REBECCA KAPLAN: I’m still in the PanelxPanel grind this weekend, continously reading for the upcoming metafiction piece about self-conscious stories in newspaper strips that I am co-authoring with Avery Kaplan. Our copy of How to Read Nancy: The Elements of Comics in Three Easy Panels by Paul Karasik and Mark Newgarden finally arrived, and I am absolutly thrilled to learn more about the art of the plunger gag. Also, still engrossed in research on a PxP piece about Jewish textiles, lace, and Emma Frost, and reading History of Lace by Mrs.
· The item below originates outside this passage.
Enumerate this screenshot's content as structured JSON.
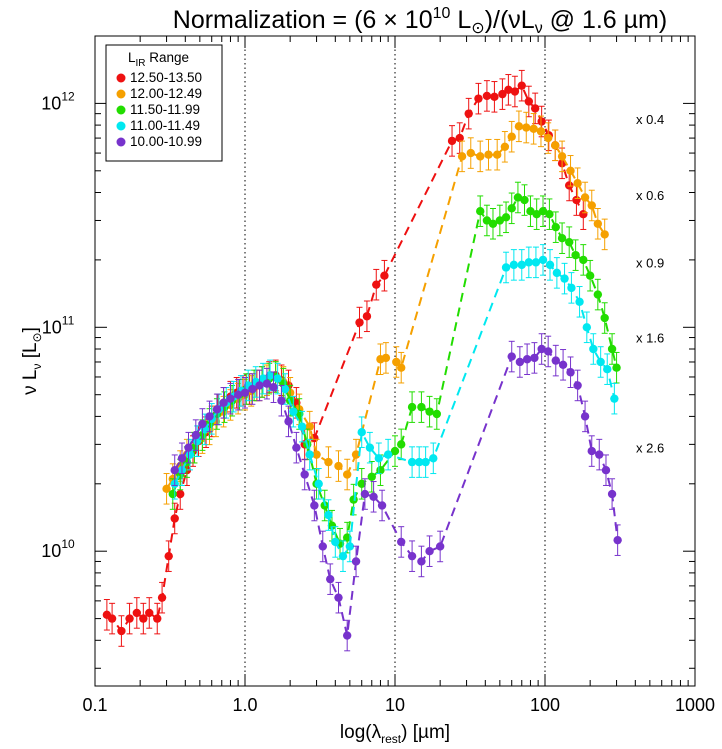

Bury Palliser, originally published between 1801 and 1878, with revision by M. Jourdain and Alice Dryden in 1901, and reprinted in 1984… so it’s fucking old and I love it! And finally, inspired by Taimur Dar’s weekend reading awhile back, I’m finally getting to Usagi Yojimbo: Origins, a TPB collecting IDW’s Usagi Yojimbo Color Classics #1–7 that present 1987’s “Samurai” storyline in color for the first time.

1 COMMENT

  1. X-Force starts Liefeld but ends Milligan and Aldred.

    It’s a brilliant measure from 90’s cack to slick action comic.

    And I take it Cy meant 130 issues.